Federal Manager's Daily Report

The Department of Homeland Security has made progress on its multiyear, multibillion-dollar acquisition of a trade processing system, but faces long-standing management challenges as well as new risks, the Government Accountability Office has said.

It said the fiscal 2006 expenditure plan, related documentation, and officials’ statements for the Automated Commercial Environment — planned to support the movement of imports and exports and strengthen border security — have either satisfied or partially satisfied legislative conditions, and conditions of GAO reviews, both of which are tied to funding.

However, GAO said more could be done to better address several aspects of these conditions to be met, and that progress has been slow addressing past recommendations aimed at strengthening ACE management.

DHS has to do more to establish an accountability framework ensuring that expenditure plans report progress against commitments made in prior plans, essential to meaningful congressional oversight, according to GAO-06-580.

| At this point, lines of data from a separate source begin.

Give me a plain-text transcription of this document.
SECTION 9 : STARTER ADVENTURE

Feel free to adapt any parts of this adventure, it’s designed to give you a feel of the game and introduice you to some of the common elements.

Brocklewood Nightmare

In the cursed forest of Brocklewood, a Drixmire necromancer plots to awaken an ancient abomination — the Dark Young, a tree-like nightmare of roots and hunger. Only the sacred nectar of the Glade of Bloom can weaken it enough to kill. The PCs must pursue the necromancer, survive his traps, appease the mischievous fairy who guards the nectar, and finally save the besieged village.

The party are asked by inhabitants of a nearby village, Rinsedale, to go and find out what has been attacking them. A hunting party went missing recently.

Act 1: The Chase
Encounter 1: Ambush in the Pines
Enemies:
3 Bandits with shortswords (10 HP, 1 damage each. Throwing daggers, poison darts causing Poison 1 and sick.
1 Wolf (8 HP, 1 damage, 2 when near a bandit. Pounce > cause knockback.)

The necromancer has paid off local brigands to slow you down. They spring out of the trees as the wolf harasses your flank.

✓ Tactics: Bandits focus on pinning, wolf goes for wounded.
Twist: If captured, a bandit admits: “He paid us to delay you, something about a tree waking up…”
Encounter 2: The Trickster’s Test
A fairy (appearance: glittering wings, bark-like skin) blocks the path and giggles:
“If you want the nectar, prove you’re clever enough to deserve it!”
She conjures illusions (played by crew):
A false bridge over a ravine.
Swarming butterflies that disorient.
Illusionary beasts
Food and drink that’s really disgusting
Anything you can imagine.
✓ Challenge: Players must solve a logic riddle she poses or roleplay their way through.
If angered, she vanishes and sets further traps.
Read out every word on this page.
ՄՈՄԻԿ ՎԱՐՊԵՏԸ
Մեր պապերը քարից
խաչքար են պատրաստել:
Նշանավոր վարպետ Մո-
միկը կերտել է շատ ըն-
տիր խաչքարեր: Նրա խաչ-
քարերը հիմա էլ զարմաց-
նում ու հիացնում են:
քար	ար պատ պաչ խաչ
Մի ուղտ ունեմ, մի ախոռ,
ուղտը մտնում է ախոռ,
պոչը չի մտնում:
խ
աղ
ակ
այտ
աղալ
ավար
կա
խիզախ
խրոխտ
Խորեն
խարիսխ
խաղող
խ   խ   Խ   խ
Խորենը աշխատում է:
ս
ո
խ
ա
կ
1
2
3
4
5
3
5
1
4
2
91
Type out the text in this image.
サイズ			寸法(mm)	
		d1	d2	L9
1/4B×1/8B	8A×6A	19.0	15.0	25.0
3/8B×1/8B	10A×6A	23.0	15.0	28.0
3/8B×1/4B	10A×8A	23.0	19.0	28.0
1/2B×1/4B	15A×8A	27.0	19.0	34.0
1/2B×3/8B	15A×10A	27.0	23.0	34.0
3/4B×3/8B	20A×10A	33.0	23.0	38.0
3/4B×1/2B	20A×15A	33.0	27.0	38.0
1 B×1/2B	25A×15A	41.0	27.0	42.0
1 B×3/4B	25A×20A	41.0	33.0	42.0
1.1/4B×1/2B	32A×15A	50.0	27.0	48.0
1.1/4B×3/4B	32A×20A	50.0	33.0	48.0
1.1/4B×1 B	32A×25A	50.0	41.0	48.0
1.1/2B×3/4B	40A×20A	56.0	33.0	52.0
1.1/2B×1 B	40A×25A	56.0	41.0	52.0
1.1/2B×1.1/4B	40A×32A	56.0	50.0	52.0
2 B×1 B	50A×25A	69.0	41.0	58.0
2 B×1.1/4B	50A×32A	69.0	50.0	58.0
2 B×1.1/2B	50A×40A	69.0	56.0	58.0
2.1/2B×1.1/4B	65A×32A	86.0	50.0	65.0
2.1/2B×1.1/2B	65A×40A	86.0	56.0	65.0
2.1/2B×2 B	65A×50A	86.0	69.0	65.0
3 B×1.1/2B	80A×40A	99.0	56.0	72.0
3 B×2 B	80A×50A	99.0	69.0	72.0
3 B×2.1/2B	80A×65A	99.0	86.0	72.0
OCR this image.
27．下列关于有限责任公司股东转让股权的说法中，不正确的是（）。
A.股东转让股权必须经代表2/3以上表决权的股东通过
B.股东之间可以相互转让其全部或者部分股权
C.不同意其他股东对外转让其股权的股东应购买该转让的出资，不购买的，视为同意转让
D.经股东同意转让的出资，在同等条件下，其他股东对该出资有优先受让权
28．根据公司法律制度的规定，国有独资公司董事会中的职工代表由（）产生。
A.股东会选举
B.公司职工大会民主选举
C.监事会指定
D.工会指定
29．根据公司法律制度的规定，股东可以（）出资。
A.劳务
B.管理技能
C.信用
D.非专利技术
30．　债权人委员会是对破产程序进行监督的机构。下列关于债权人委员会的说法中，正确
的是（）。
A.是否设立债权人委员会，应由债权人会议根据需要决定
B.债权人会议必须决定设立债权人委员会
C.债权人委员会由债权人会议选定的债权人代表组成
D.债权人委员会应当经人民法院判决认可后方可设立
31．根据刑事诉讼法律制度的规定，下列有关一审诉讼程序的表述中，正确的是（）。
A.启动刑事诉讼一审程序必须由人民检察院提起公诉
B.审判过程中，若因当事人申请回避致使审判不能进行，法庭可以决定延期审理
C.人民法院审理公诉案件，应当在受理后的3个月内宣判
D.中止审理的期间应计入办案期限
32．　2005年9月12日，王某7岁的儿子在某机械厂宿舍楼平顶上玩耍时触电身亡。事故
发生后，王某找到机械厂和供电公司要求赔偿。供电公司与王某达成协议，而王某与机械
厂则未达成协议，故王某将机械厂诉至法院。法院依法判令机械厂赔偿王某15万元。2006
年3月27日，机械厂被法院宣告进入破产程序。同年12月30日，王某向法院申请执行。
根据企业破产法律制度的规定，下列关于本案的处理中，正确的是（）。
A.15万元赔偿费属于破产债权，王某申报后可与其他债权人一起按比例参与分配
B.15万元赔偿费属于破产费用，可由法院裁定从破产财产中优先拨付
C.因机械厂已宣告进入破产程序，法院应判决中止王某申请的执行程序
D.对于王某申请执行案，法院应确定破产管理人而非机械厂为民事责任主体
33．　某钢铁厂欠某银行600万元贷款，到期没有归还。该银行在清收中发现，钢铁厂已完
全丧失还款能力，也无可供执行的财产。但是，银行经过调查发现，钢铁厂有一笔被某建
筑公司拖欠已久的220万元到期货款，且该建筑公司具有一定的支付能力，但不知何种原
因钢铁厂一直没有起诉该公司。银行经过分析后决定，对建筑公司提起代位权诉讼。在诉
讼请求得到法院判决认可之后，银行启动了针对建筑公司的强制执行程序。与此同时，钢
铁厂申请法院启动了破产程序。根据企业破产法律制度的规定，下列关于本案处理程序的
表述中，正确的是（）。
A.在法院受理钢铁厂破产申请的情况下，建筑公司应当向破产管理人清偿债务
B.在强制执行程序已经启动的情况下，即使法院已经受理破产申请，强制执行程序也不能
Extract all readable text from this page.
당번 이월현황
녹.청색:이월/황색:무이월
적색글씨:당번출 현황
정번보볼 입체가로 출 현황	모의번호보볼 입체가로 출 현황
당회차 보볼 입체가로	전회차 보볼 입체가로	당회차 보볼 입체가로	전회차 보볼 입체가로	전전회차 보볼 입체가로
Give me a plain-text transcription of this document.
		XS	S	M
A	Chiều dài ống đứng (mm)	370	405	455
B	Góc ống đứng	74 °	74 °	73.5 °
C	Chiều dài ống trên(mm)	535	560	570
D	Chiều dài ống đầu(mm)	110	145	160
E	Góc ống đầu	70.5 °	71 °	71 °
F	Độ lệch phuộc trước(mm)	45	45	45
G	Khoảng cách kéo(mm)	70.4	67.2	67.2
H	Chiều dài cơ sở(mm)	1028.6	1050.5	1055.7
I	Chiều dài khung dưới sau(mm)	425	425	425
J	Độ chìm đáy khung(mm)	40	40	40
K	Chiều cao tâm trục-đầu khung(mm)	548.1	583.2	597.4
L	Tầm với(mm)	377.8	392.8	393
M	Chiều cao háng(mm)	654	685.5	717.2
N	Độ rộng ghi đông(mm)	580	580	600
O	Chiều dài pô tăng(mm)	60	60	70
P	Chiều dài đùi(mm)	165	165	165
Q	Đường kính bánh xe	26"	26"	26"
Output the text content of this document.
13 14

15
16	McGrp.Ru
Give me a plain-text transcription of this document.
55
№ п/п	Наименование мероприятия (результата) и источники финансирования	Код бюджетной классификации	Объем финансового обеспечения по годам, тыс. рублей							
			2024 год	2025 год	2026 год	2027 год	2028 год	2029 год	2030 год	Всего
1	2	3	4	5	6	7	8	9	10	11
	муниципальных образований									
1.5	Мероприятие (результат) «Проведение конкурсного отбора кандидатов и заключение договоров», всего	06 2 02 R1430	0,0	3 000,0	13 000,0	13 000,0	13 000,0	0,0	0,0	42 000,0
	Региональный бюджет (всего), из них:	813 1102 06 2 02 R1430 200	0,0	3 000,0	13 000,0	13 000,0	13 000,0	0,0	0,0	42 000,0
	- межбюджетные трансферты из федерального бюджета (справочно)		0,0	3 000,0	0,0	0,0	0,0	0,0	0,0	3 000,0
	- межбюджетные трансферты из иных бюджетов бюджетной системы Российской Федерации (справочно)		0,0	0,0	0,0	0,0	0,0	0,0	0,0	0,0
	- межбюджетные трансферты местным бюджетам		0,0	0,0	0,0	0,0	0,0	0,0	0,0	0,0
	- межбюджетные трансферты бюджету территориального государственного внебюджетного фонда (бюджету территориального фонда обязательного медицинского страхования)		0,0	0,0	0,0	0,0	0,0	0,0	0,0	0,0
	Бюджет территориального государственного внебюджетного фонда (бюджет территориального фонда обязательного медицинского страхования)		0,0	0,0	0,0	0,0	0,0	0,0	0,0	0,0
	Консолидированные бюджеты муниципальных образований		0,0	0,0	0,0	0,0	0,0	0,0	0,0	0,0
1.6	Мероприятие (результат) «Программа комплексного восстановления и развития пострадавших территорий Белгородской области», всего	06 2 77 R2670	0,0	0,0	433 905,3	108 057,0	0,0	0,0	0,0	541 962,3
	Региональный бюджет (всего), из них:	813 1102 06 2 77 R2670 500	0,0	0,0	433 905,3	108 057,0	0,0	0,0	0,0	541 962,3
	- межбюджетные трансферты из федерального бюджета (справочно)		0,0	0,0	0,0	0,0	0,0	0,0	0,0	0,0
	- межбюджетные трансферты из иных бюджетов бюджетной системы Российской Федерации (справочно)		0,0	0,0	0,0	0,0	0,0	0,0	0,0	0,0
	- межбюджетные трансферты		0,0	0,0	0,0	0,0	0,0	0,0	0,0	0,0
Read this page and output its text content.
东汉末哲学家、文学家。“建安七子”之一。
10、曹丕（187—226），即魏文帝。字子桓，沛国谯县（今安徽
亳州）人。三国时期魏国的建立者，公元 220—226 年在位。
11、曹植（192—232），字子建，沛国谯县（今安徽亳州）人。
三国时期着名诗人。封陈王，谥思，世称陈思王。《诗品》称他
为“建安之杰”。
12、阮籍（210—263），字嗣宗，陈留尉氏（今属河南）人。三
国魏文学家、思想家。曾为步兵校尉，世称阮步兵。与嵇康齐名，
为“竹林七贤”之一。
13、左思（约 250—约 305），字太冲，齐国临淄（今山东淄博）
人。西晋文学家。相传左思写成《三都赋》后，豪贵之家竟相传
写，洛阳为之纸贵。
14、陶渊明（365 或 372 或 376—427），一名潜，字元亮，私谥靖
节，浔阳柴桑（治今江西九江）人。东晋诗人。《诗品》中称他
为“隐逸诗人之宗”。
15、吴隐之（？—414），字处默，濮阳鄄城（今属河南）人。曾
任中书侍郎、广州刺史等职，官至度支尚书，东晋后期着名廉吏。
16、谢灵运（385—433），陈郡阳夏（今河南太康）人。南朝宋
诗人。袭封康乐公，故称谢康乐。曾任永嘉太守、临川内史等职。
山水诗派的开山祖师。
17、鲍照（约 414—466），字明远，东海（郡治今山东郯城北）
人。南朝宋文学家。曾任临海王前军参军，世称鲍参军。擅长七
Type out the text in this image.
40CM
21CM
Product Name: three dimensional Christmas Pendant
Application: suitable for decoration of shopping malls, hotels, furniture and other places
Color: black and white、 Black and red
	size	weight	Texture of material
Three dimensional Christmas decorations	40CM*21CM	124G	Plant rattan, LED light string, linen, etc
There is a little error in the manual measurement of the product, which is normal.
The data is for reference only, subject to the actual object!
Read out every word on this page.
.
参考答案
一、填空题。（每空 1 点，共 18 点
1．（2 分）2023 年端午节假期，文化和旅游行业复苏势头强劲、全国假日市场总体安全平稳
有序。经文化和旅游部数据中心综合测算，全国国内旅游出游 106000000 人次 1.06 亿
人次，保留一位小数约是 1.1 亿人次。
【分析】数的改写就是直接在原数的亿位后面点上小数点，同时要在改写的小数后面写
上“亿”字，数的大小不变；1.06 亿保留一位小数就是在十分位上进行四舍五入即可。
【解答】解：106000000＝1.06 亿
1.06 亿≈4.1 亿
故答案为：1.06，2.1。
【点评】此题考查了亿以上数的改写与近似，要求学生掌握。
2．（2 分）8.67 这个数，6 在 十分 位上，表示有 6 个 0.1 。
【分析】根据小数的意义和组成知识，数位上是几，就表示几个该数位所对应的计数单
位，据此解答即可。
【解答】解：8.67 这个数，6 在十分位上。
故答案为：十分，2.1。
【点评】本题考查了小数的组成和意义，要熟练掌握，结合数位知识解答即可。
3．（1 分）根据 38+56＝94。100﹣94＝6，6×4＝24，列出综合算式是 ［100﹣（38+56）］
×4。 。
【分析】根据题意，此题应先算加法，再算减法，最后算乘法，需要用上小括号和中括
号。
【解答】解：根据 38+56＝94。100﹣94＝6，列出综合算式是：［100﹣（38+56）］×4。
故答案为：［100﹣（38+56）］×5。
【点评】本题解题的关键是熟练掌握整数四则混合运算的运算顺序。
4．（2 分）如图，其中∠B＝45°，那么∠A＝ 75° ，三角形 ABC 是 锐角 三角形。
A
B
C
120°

It said that performance goals are not always realistic, for example, that in fiscal 2005, 11 percent of all Customs and Border Protection employees would be using the system.

While the program has established six program goals, 11 business results, 23 benefits, and 17 performance measures, the relationships among them are not fully defined or adequately aligned, the report said.

It said not every goal has defined benefits, and not every benefit has an associated performance measure.

Further, DHS plans to develop several program increments at the same time, which in the past has led to cost overruns and schedule delays because these “releases” compete for resources, including funds marked for later releases, GAO said.